Mengenal Rangkaian Kegiatan Tradisi Nyadran
Menurut penjelasan dari laman Dinas Kebudayaan Kota Yogyakarta, Nyadran terdiri dari sejumlah kegiatan, yakni:
- Besik: Kegiatan pembersihan makam leluhur dari kotoran dan rerumputan. Dalam prosesnya, masyarakat akan saling bergotong-royong.
- Kirab: Arak-arakan masyarakat yang mengikuti Nyadran menuju tempat upacara adat dilangsungkan.
- Ujub: Penyampaian maksud dari serangkaian upacara adat Nyadran oleh pemangku adat.

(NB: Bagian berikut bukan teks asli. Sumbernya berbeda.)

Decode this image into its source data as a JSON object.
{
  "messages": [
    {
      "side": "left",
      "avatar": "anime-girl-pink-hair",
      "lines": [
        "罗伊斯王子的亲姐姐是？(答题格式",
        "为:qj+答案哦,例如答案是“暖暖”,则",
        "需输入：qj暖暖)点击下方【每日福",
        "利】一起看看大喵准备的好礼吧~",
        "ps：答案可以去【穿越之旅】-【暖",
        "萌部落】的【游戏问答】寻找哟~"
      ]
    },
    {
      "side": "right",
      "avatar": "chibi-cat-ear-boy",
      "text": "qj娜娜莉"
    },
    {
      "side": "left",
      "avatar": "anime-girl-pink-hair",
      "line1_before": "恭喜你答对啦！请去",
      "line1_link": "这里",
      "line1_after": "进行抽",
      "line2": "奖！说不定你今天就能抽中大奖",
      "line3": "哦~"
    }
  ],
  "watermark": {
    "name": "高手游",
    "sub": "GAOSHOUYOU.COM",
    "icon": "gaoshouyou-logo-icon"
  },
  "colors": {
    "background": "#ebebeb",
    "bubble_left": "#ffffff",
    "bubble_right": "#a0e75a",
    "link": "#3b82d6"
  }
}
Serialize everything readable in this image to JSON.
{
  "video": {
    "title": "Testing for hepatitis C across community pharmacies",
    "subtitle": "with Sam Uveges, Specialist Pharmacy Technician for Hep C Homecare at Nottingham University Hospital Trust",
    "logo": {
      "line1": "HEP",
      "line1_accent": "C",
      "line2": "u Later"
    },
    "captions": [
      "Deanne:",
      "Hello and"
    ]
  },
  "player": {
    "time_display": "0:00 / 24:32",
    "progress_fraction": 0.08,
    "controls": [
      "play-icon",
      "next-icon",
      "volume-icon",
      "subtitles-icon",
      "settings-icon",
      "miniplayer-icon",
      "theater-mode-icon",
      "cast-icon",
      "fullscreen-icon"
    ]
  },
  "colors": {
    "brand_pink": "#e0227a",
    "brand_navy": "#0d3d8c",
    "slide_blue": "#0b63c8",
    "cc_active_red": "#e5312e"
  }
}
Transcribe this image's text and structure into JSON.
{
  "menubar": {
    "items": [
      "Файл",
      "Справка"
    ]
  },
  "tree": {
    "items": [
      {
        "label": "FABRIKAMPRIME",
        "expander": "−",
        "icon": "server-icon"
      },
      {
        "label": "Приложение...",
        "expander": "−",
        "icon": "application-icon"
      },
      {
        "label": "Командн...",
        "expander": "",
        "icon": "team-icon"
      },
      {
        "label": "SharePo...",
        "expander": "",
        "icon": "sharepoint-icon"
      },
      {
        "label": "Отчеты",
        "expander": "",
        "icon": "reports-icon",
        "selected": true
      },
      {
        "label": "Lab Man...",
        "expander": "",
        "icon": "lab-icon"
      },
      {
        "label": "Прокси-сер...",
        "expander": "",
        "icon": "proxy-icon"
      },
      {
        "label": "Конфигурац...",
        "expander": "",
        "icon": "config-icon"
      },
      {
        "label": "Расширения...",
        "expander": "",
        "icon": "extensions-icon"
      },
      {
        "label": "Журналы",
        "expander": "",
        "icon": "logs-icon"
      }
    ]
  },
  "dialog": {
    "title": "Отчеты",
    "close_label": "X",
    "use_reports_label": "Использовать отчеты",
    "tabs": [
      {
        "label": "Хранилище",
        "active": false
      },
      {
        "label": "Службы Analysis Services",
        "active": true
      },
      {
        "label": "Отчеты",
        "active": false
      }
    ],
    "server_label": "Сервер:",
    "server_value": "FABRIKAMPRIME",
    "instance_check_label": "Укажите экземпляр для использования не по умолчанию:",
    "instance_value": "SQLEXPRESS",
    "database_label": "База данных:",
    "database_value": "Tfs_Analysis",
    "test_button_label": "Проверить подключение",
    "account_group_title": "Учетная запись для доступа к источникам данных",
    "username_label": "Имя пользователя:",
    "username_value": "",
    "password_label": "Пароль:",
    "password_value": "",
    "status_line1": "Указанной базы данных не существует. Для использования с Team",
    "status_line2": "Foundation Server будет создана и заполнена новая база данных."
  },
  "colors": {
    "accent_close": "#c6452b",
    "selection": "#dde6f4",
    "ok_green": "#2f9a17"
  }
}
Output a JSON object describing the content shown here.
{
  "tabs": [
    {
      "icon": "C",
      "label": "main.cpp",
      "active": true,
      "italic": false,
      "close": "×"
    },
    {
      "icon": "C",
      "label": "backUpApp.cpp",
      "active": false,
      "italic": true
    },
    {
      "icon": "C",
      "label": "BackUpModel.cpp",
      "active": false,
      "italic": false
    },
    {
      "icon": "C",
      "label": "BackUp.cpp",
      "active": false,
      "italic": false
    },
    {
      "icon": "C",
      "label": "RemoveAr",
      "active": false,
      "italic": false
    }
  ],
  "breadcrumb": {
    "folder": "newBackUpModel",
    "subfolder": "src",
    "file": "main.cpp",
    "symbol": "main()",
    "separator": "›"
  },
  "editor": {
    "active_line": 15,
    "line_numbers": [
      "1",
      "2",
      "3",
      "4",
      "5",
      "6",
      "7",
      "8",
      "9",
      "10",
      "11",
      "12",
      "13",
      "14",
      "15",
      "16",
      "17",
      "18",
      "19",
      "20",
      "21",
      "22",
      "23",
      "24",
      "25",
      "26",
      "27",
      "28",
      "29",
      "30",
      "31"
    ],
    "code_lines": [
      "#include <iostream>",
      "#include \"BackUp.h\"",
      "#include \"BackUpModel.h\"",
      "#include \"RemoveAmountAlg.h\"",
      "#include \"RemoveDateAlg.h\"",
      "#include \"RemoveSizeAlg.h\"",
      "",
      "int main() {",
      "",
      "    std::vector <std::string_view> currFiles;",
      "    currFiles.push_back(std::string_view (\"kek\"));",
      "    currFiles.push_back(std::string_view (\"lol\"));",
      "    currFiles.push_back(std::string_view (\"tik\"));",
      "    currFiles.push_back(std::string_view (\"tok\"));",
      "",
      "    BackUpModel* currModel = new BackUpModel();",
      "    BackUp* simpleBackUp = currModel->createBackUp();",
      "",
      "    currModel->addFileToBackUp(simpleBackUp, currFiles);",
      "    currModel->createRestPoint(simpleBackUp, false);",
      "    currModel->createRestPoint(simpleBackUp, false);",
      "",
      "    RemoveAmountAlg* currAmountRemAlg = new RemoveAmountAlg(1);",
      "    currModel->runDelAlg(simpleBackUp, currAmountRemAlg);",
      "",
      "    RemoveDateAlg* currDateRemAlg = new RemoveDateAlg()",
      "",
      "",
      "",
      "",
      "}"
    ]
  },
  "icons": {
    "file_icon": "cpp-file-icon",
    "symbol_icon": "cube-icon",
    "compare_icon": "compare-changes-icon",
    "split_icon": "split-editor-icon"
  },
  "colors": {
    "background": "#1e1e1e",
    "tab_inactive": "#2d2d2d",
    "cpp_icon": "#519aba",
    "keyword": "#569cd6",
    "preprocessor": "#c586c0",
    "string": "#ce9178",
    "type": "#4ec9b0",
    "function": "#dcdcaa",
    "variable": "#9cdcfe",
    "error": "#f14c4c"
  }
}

- Doa: Pemangku adat memimpin doa bersama yang ditujukan untuk roh leluhur.
- Kembul Bujono dan Tasyakuran: Ini adalah prosesi paling akhir dari Nyadran. Kembul Bujono adalah makan bersama dengan setiap keluarga membawa makanan sendiri. Makanan-makanan yang dibawa meliputi ingkung, sambal goreng ati, perkedel, tempe dan tahu bacem, hingga urap sayur. Setelah makanan dibawa dan dikumpulkan, makanan didoakan oleh pemuka agama terlebih dahulu. Baru setelahnya, masyarakat bakal makan bersama.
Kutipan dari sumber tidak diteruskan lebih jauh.